|By ROBERT RIGGS
LOUISVILLE, Ky. — To promote farming as a cooperative industry of food workers and local entrepreneurs, famous author, chef, restaurateur, local foods advocate and children’s health activist Alice Waters was keynote speaker at the eighth annual Healthy Foods, Local Farms conference held in Louisville Sept. 28-29.
A Kentucky Department of Agriculture marketing department grant helped foot the bill for the fun event, which included a harvest festival on the grounds of historic Waldeck Mansion in Crestwood, Ky., on Friday evening. Saturday saw a symposium of related lectures presented on the campus of Bellarmine University in nearby Louisville.
The conference was organized by the Sierra Club of Louisville, the Slow Foods Bluegrass organization and others. It was Sierra’s ninth year of hosting the event, the purpose of which is to bring together area farmers and the local community.

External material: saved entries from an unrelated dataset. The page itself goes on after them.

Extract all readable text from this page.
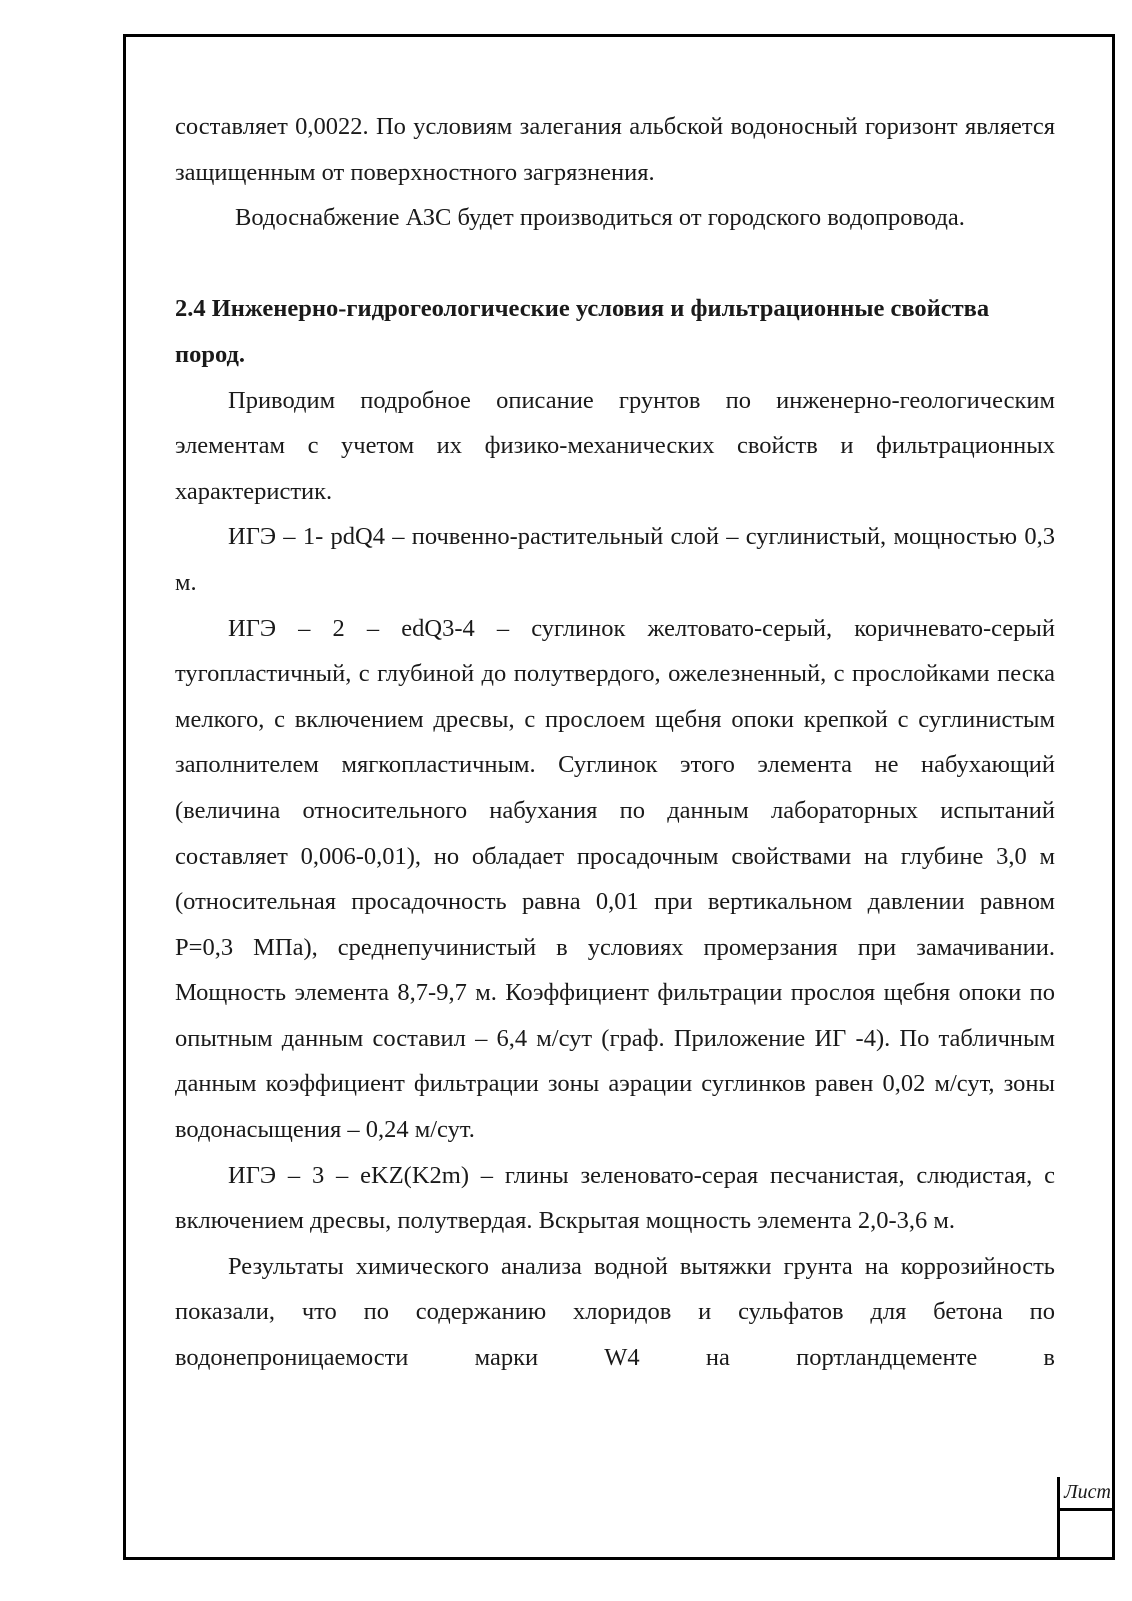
составляет 0,0022. По условиям залегания альбской водоносный горизонт является защищенным от поверхностного загрязнения.

Водоснабжение АЗС будет производиться от городского водопровода.

2.4 Инженерно-гидрогеологические условия и фильтрационные свойства пород.

Приводим подробное описание грунтов по инженерно-геологическим элементам с учетом их физико-механических свойств и фильтрационных характеристик.

ИГЭ – 1- pdQ4 – почвенно-растительный слой – суглинистый, мощностью 0,3 м.

ИГЭ – 2 – edQ3-4 – суглинок желтовато-серый, коричневато-серый тугопластичный, с глубиной до полутвердого, ожелезненный, с прослойками песка мелкого, с включением дресвы, с прослоем щебня опоки крепкой с суглинистым заполнителем мягкопластичным. Суглинок этого элемента не набухающий (величина относительного набухания по данным лабораторных испытаний составляет 0,006-0,01), но обладает просадочным свойствами на глубине 3,0 м (относительная просадочность равна 0,01 при вертикальном давлении равном Р=0,3 МПа), среднепучинистый в условиях промерзания при замачивании. Мощность элемента 8,7-9,7 м. Коэффициент фильтрации прослоя щебня опоки по опытным данным составил – 6,4 м/сут (граф. Приложение ИГ -4). По табличным данным коэффициент фильтрации зоны аэрации суглинков равен 0,02 м/сут, зоны водонасыщения – 0,24 м/сут.

ИГЭ – 3 – eKZ(K2m) – глины зеленовато-серая песчанистая, слюдистая, с включением дресвы, полутвердая. Вскрытая мощность элемента 2,0-3,6 м.

Результаты химического анализа водной вытяжки грунта на коррозийность показали, что по содержанию хлоридов и сульфатов для бетона по водонепроницаемости марки W4 на портландцементе в

Лист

Sierra Club spokesperson Aloma Dew from Owensboro, Ky., was on hand for the entire conference. She said the organization’s goal is to reconnect people with their food, so they might know who grew it, where it was grown and under what conditions it was grown, and to educate people – starting with children – about good, nutritious food.
“Food is elemental; it is one of the most intimate things we do,” Dew said.
According to Dew, the Sierra Club never asks producers who participate in “local foods” events to discount or donate their food because the whole point is to promote them as part of a larger sustainable local food economy, which she said is good for everyone.
The festival conference kickoff was a tasting of several local restaurant recipes by supporters who paid to attend the event and maybe catch a glimpse of a favorite author, chef or farmer. For the event to be educational, producers and chefs stood by each table to serve and discuss the ingredients of the generous portions of culinary delight provided by each team.
James Durr is marketing director for Kentucky Bison Co. (KBC), which supplied the meat for regular customer Proof Restaurant On Main, of Louisville. Courtney, an employee in Proof’s kitchen, said the restaurant prepared braised oxtail with a house-made ricotta pasta dish for the festival. He added KBC’s Woodland Farm in Oldham County is the single largest property on Kentucky’s Historic Registry.
“Oxtail is classically a Southern delicacy,” Durr explained. “It requires slow and low-heating heat cooking.”
Producer Kathy Wheeler, with her husband, Scott, raises heritage turkeys at STAR Farm in Hardyville, Ky. She said the conference on Saturday turned out well. It was jam-packed with people and the speakers, she said, were wonderful. Although Wheeler did not present that day, she was able to exhibit some of her flyers, business cards and special recipes for cooking Bourbon Red Turkey.
For the previous night’s tasting, the Wheelers had paired with Limestone Restaurant of Louisville. Chefs Michael Cunha and Jim Gerhardt served delicious Turkey Pot Pie made with Sour Mash Biscuit.
STAR Farms’ beloved motto is “Bourbon Red Turkey – A Kentucky Heritage Worth the Tradition.” Wheeler said heritage turkeys, a staple during the 1930s and 1940s, have a slow growth rate, taking twice as long as today’s commercial birds. The raising of heritage turkeys is considered part of the Slow Foods movement.
This year’s Healthy Foods, Local Farms conference keynote authority Waters attended college in Paris, France, in the late 1960s to early 1970s. This seems to be where she developed her consuming philosophy that food is an “indispensable part of life,” something that can “put you in harmony with the world.”
After college, Waters started a restaurant in Berkley, Calif., and from there became a spokesperson for the “buy local, buy organic” movement. She also authored such books as Fresh From the Farmers’ Market along with Janet Fletcher and Victoria Pearson, Slow Food: The Case For Taste with Carlo Petrini and William McCuaig and, in 2007, The Art of Simple Food.